Canada imposes a 7% tax (GST) on the supply of most types of goods and services. Sellers therefore often transfer receivables on a "fully serviced basis" without a discrete servicing fee which would trigger GST.
The U.S. capital markets are increasingly being accessed to fund the securitization of Canadian-based receivables. One significant challenge is Canada's less liberal withholding tax regime which imposes a 25% tax on interest or rent payable to non-residents (reduced to 10% under the current Canada/U.S. tax treaty). Various techniques are utilized to securitize Canadian receivables offshore on a tax-free basis, some more esoteric then others. Non-interest bearing trade receivables are sold cross-border at a discount, with the parties taking the position that the discount is both deductible by the seller and free of withholding tax because it does not constitute interest. Long-term corporate debt obligations, such as franchisee or mortgage loans, can generally be sold into the U.S. markets without withholding tax so long as no more than 25% of the principal is repayable within 5 years.
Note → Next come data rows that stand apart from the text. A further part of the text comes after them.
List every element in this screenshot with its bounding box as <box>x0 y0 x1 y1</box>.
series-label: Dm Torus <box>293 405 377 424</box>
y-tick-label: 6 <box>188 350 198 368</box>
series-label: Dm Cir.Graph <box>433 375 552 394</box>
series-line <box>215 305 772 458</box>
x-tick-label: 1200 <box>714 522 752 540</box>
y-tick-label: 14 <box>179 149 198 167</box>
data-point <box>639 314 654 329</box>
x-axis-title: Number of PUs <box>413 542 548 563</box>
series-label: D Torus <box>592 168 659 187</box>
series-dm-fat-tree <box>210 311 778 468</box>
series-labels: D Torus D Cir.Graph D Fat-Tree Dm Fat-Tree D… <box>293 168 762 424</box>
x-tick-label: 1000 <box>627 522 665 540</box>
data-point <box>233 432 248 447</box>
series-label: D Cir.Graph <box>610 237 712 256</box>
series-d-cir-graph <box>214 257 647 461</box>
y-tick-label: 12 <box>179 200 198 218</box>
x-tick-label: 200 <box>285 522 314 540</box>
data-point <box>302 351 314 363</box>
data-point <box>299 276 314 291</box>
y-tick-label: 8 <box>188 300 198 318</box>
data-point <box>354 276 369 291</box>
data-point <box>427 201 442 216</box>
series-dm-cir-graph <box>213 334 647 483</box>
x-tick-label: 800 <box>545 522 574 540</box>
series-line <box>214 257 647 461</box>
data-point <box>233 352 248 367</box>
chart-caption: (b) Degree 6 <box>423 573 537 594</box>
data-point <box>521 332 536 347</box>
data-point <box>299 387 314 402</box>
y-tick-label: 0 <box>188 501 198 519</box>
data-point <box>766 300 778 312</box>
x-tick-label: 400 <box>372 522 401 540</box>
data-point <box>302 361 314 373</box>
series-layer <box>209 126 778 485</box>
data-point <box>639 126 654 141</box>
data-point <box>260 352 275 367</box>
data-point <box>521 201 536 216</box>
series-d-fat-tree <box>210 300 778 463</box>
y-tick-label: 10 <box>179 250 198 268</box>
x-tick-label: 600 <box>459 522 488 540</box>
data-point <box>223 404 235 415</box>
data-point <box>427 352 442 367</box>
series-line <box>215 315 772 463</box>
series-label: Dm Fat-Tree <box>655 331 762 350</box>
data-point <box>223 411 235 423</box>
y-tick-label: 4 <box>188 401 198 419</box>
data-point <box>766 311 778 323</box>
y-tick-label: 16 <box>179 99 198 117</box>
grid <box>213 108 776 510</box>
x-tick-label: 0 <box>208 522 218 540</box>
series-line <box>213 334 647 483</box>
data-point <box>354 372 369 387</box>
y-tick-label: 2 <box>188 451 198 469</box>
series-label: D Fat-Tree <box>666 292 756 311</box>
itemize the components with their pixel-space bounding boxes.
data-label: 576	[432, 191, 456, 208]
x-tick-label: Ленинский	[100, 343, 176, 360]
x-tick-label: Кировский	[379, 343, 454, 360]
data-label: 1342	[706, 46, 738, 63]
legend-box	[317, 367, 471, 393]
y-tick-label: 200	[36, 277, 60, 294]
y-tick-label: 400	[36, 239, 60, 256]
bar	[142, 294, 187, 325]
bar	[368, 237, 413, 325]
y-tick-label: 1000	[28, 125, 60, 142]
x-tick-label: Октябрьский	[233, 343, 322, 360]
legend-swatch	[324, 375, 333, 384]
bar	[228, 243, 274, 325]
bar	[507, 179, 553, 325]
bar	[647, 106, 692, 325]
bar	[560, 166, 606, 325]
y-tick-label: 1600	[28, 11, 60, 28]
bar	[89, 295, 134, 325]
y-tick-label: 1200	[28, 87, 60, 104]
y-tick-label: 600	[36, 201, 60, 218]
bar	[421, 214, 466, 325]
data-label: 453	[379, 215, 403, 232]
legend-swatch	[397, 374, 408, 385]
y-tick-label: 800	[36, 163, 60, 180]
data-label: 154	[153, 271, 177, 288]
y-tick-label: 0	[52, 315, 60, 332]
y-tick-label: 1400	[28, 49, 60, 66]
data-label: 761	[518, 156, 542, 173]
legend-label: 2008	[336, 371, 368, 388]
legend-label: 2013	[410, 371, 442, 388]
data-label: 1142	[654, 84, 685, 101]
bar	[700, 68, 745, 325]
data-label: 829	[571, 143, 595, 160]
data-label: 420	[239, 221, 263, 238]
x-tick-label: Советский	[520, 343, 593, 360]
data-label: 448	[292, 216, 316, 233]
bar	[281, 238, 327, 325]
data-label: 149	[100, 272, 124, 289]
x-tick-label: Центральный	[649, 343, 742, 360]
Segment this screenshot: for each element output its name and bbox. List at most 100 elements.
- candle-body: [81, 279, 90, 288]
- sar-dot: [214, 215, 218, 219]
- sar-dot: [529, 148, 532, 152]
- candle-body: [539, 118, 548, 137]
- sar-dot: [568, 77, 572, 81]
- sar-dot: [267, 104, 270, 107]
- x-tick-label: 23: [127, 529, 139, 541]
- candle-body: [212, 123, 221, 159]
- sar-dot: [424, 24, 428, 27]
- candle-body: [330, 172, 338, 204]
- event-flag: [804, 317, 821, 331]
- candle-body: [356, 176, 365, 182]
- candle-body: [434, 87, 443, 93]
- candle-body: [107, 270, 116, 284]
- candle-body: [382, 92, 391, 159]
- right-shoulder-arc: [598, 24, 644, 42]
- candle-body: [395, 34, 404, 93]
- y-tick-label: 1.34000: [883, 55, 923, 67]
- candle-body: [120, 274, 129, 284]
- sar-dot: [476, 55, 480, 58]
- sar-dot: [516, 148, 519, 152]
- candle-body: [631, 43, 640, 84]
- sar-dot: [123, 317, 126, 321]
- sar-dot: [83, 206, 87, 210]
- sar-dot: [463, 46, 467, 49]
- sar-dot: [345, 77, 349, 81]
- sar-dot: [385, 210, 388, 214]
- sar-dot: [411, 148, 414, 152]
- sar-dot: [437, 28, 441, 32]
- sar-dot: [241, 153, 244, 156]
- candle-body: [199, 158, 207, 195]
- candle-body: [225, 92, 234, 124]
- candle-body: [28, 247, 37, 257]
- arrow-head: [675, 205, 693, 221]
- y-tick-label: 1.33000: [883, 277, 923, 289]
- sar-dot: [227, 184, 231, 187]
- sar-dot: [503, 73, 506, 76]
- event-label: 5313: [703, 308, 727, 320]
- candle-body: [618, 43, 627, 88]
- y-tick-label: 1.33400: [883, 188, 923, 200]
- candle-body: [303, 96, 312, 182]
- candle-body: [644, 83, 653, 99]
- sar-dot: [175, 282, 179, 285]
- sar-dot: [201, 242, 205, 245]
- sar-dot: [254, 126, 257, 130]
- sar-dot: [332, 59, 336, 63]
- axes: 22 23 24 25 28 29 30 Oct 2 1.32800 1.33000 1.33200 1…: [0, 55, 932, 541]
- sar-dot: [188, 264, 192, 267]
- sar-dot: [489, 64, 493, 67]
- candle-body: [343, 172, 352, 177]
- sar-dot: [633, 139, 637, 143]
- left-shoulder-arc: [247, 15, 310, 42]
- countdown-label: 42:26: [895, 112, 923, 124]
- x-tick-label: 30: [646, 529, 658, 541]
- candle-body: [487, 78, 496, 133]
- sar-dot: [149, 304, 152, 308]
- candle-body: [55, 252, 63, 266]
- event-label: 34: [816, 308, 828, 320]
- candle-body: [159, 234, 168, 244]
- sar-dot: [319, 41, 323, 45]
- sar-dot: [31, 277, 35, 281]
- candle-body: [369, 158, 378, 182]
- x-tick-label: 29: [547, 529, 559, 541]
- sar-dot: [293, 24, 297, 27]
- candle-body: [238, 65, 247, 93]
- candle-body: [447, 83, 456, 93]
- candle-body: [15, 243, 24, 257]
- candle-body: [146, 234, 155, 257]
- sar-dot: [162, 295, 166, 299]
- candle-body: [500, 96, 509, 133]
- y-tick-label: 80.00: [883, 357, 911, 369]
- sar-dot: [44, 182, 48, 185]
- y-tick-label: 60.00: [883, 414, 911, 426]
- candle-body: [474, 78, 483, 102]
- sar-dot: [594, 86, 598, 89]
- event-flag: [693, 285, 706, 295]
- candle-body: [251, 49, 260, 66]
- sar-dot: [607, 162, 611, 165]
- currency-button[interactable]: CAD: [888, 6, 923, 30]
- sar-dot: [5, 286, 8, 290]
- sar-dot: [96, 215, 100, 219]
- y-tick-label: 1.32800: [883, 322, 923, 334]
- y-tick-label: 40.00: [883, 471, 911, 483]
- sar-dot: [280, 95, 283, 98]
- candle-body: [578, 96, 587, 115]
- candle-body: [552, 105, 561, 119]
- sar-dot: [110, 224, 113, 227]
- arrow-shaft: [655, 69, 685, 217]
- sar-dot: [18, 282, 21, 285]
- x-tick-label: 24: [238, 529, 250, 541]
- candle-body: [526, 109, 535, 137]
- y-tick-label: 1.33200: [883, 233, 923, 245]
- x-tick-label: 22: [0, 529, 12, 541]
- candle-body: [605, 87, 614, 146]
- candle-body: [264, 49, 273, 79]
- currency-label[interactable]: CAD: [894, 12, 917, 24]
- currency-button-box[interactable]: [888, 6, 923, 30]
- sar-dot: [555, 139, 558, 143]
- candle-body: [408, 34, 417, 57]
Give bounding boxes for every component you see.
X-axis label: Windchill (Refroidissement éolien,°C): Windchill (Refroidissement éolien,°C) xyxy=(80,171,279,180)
As well, certain types of short-term interest-bearing receivables can be securitized in Canada and then funded in the U.S. with arms-length debt that complies with the 25%/5 year test. Other transactions take advantage of a treaty exemption for purchase-money debt between a U.S. seller and a Canadian buyer. There are also exempt asset classes, such as airplane leases, government-guaranteed mortgages and software royalties; as well as various types of exempt investors, such as foreign governments, foreign insurers carrying on business directly in Canada, and an extensive list of approved foreign tax-exempt investors. These and other cross-border strategies are being explored as U.S. and other offshore interest in Canadian securitization continues to increase.
All in all, systemic changes as well as heightened domestic and international interest bode well for strong Canadian ABS issuance in the coming years.